The PA said I could try various interventions like NSAIDs, injections, acupuncture and lifestyle changes for dealing with the pain, but if I wanted a permanent fix, I would need a knee replacement. I left the appointment having received a steroid injection and feeling bummed out. My younger brother had had both his knees replaced six months earlier and he was still having recovery issues.
I went home and started reading about knee replacement surgery. We are constantly cautioned to not turn to the Internet for medical advice, but the truth is there is a lot of information out there and anyone who knows how to spell google is going to do a search. I learned that in addition to the standard “bread and butter” Total Knee Replacement (TKR), there was something called a Partial Knee Replacement (PKR) for those who one, or possibly two, deteriorated compartments. Hmm … might this not be a possibility for me? I also learned that in addition to the standard TKR in which the cruciate ligaments are cut/sacrificed, there exists a technique called Cruciate-Retaining TKR, in which the name is pretty self explanatory. None of these options had been mentioned by the PA, by the way.
I next decided to quit screwing around and I booked a consultation with the doctor who had done my hip resurfacing operation ten years earlier. He confirmed that I was indeed a candidate for a PKR. He also explained that later in life, should I need more work on that same knee, I could either go with one or two uni-compartmental PKRs or a TKR. This sounded encouraging to me and I was all set to schedule an operation with him. But I didn’t. Why not? I had learned even more. I had become aware of a system call Mako Robotic-Arm Assisted PKR.
In short, the Mako Robotic surgery is performed by first performing a CT Scan on the knee, then the scan results are fed into software that produces a 3-D model telling the surgeon exactly where to cut. The system is not an automated cutting robot — it merely outlines and provides hard-stops where the surgeon needs to cut in order to have the prosthetic fit precisely.

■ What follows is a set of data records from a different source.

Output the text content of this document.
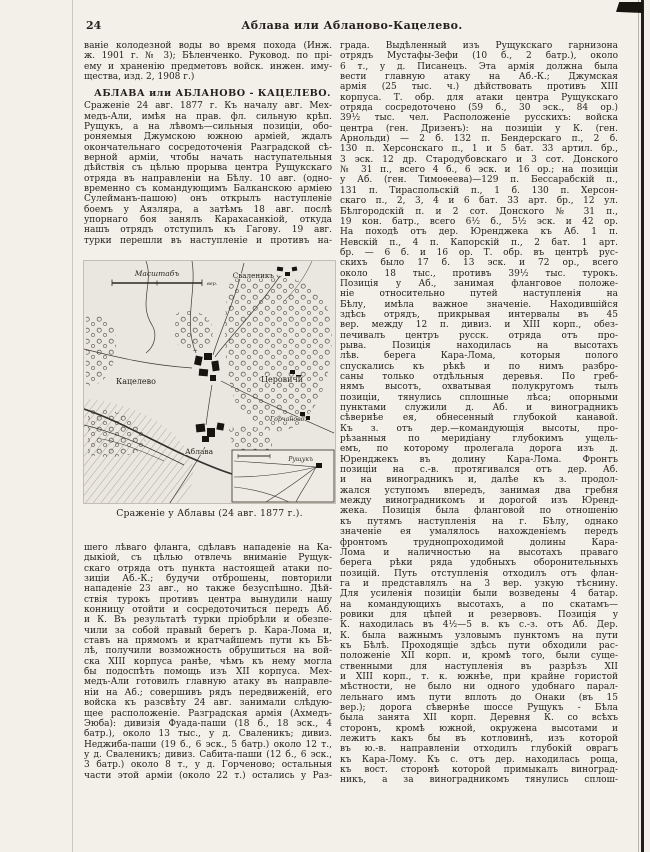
24	Аблава или Абланово-Кацелево.
ваніе колодезной воды во время похода (Инж.
ж. 1901 г. № 3); Бѣленченко. Руковод. по прі-
ему и храненію предметовъ войск. инжен. иму-
щества, изд. 2, 1908 г.)
АБЛАВА или АБЛАНОВО - КАЦЕЛЕВО.
Сраженіе 24 авг. 1877 г. Къ началу авг. Мех-
медъ-Али, имѣя на прав. фл. сильную крѣп.
Рущукъ, а на лѣвомъ—сильныя позиціи, обо-
роняемыя Джумскою южною арміей, ждалъ
окончательнаго сосредоточенія Разградской сѣ-
верной арміи, чтобы начать наступательныя
дѣйствія съ цѣлью прорыва центра Рущукскаго
отряда въ направленіи на Бѣлу. 10 авг. (одно-
временно съ командующимъ Балканскою арміею
Сулейманъ-пашою) онъ открылъ наступленіе
боемъ у Аязляра, а затѣмъ 18 авг. послѣ
упорнаго боя занялъ Карахасанкіой, откуда
нашъ отрядъ отступилъ къ Гагову. 19 авг.
турки перешли въ наступленіе и противъ на-
Масштабъ
вер.
Сваленикъ
Церовичи
Горчаново
Кацелево
Аблава
Рущукъ
Сраженіе у Аблавы (24 авг. 1877 г.).
шего лѣваго фланга, сдѣлавъ нападеніе на Ка-
дыкіой, съ цѣлью отвлечь вниманіе Рущук-
скаго отряда отъ пункта настоящей атаки по-
зиціи Аб.-К.; будучи отброшены, повторили
нападеніе 23 авг., но также безуспѣшно. Дѣй-
ствія турокъ противъ центра вынудили нашу
конницу отойти и сосредоточиться передъ Аб.
и К. Въ результатѣ турки пріобрѣли и обезпе-
чили за собой правый берегъ р. Кара-Лома и,
ставъ на прямомъ и кратчайшемъ пути къ Бѣ-
лѣ, получили возможность обрушиться на вой-
ска XIII корпуса ранѣе, чѣмъ къ нему могла
бы подоспѣть помощь изъ XII корпуса. Мех-
медъ-Али готовилъ главную атаку въ направле-
ніи на Аб.; совершивъ рядъ передвиженій, его
войска къ разсвѣту 24 авг. занимали слѣдую-
щее расположеніе. Разградская армія (Ахмедъ-
Эюба): дивизія Фуада-паши (18 б., 18 эск., 4
батр.), около 13 тыс., у д. Сваленикъ; дивиз.
Неджиба-паши (19 б., 6 эск., 5 батр.) около 12 т.,
у д. Сваленикъ; дивиз. Сабита-паши (12 б., 6 эск.,
3 батр.) около 8 т., у д. Горченово; остальныя
части этой арміи (около 22 т.) остались у Раз-
града. Выдѣленный изъ Рущукскаго гарнизона
отрядъ Мустафы-Зефи (10 б., 2 батр.), около
6 т., у д. Писанецъ. Эта армія должна была
вести главную атаку на Аб.-К.; Джумская
армія (25 тыс. ч.) дѣйствовать противъ XIII
корпуса. Т. обр. для атаки центра Рущукскаго
отряда сосредоточено (59 б., 30 эск., 84 ор.)
39½ тыс. чел. Расположеніе русскихъ: войска
центра (ген. Дризенъ): на позиціи у К. (ген.
Арнольди) — 2 б. 132 п. Бендерскаго п., 2 б.
130 п. Херсонскаго п., 1 и 5 бат. 33 артил. бр.,
3 эск. 12 др. Стародубовскаго и 3 сот. Донского
№ 31 п., всего 4 б., 6 эск. и 16 ор.; на позиціи
у Аб. (ген. Тимоѳеева)—129 п. Бессарабскій п.,
131 п. Тираспольскій п., 1 б. 130 п. Херсон-
скаго п., 2, 3, 4 и 6 бат. 33 арт. бр., 12 ул.
Бѣлгородскій п. и 2 сот. Донского № 31 п.,
19 кон. батр., всего 6½ б., 5½ эск. и 42 ор.
На походѣ отъ дер. Юренджека къ Аб. 1 п.
Невскій п., 4 п. Капорскій п., 2 бат. 1 арт.
бр. — 6 б. и 16 ор. Т. обр. въ центрѣ рус-
скихъ было 17 б. 13 эск. и 72 ор., всего
около 18 тыс., противъ 39½ тыс. турокъ.
Позиція у Аб., занимая фланговое положе-
ніе относительно путей наступленія на
Бѣлу, имѣла важное значеніе. Находившійся
здѣсь отрядъ, прикрывая интервалы въ 45
вер. между 12 п. дивиз. и XIII корп., обез-
печивалъ центръ русск. отряда отъ про-
рыва. Позиція находилась на высотахъ
лѣв. берега Кара-Лома, которыя полого
спускались къ рѣкѣ и по нимъ разбро-
саны только отдѣльныя деревья. По греб-
нямъ высотъ, охватывая полукругомъ тылъ
позиціи, тянулись сплошные лѣса; опорными
пунктами служили д. Аб. и виноградникъ
сѣвернѣе ея, обнесенный глубокой канавой.
Къ з. отъ дер.—командующія высоты, про-
рѣзанныя по меридіану глубокимъ ущель-
емъ, по которому пролегала дорога изъ д.
Юренджекъ въ долину Кара-Лома. Фронтъ
позиціи на с.-в. протягивался отъ дер. Аб.
и на виноградникъ и, далѣе къ з. продол-
жался уступомъ впередъ, занимая два гребня
между виноградникомъ и дорогой изъ Юренд-
жека. Позиція была фланговой по отношенію
къ путямъ наступленія на г. Бѣлу, однако
значеніе ея умалялось нахожденіемъ передъ
фронтомъ труднопроходимой долины Кара-
Лома и наличностью на высотахъ праваго
берега рѣки ряда удобныхъ оборонительныхъ
позицій. Путь отступленія отходилъ отъ флан-
га и представлялъ на 3 вер. узкую тѣснину.
Для усиленія позиціи были возведены 4 батар.
на командующихъ высотахъ, а по скатамъ—
ровики для цѣпей и резервовъ. Позиція у
К. находилась въ 4½—5 в. къ с.-з. отъ Аб. Дер.
К. была важнымъ узловымъ пунктомъ на пути
къ Бѣлѣ. Проходящіе здѣсь пути обходили рас-
положеніе XII корп. и, кромѣ того, были суще-
ственными для наступленія въ разрѣзъ XII
и XIII корп., т. к. южнѣе, при крайне гористой
мѣстности, не было ни одного удобнаго парал-
лельнаго имъ пути вплоть до Онаки (въ 15
вер.); дорога сѣвернѣе шоссе Рущукъ - Бѣла
была занята XII корп. Деревня К. со всѣхъ
сторонъ, кромѣ южной, окружена высотами и
лежитъ какъ бы въ котловинѣ, изъ которой
въ ю.-в. направленіи отходилъ глубокій оврагъ
къ Кара-Лому. Къ с. отъ дер. находилась роща,
къ вост. сторонѣ которой примыкалъ виноград-
никъ, а за виноградникомъ тянулись сплош-
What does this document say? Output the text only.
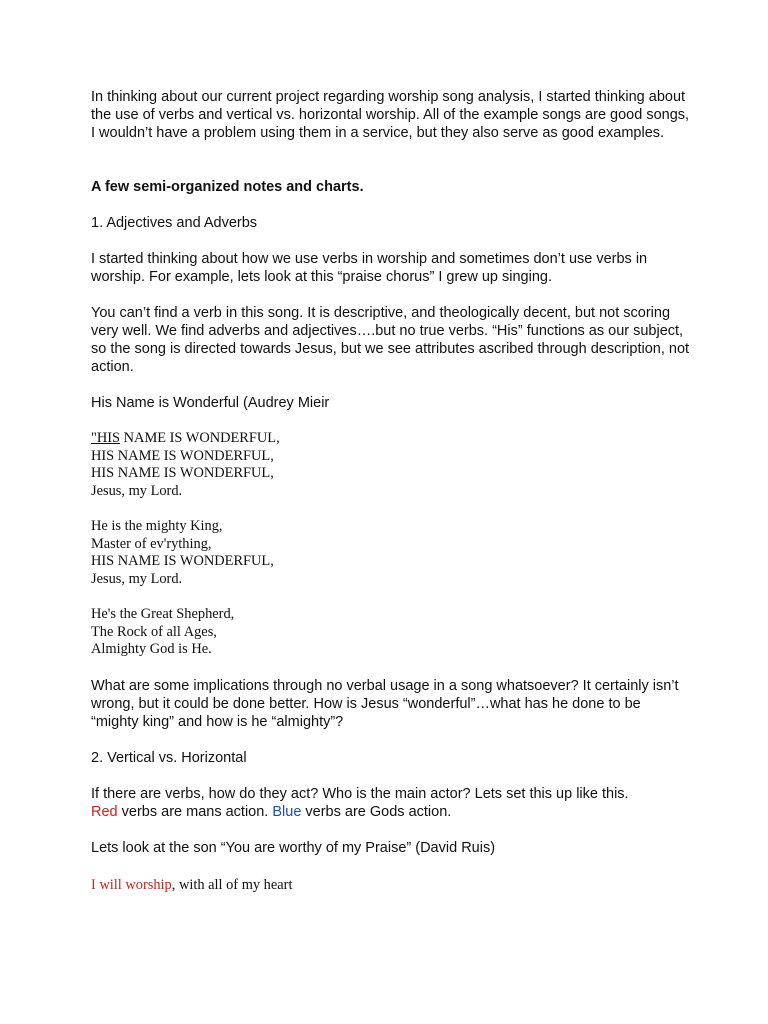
In thinking about our current project regarding worship song analysis, I started thinking about the use of verbs and vertical vs. horizontal worship. All of the example songs are good songs, I wouldn’t have a problem using them in a service, but they also serve as good examples.

A few semi-organized notes and charts.

1. Adjectives and Adverbs

I started thinking about how we use verbs in worship and sometimes don’t use verbs in worship. For example, lets look at this “praise chorus” I grew up singing.

You can’t find a verb in this song. It is descriptive, and theologically decent, but not scoring very well. We find adverbs and adjectives….but no true verbs. “His” functions as our subject, so the song is directed towards Jesus, but we see attributes ascribed through description, not action.

His Name is Wonderful (Audrey Mieir

"HIS NAME IS WONDERFUL,

HIS NAME IS WONDERFUL,

HIS NAME IS WONDERFUL,

Jesus, my Lord.

He is the mighty King,

Master of ev'rything,

HIS NAME IS WONDERFUL,

Jesus, my Lord.

He's the Great Shepherd,

The Rock of all Ages,

Almighty God is He.

What are some implications through no verbal usage in a song whatsoever? It certainly isn’t wrong, but it could be done better. How is Jesus “wonderful”…what has he done to be “mighty king” and how is he “almighty”?

2. Vertical vs. Horizontal

If there are verbs, how do they act? Who is the main actor? Lets set this up like this.
Red verbs are mans action. Blue verbs are Gods action.

Lets look at the son “You are worthy of my Praise” (David Ruis)

I will worship, with all of my heart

It also takes into account the patient’s anatomy and can compensate for non-perfectly aligned legs. Mako is not the only such robotic system, but it is the most established. According to the papers I read, the Mako system results in statistically better outcomes than does traditional surgery. Naturally, this approach appealed to the engineer in me over the option of having a surgeon show up with a protractor in hand to eye-ball the angle of the cut.
It was for this reason that I decided to not go with my hip resurfacing surgeon — he did not use Mako, or any other robotic assisting system. I then went on the hunt for a Mako certified surgeon who had a lot of surgeries under his/her belt. I interviewed one surgeon in Seattle and three in the Scottsdale area. I settled on Dr. Steven Kassman, who practices in Scottsdale, AZ. My surgery is scheduled for March 31, 2023 at 7:00 AM, with a check-in time of 5:30 AM. I sure hope Dr. Kassman gets a good night’s sleep on the night of the 30th!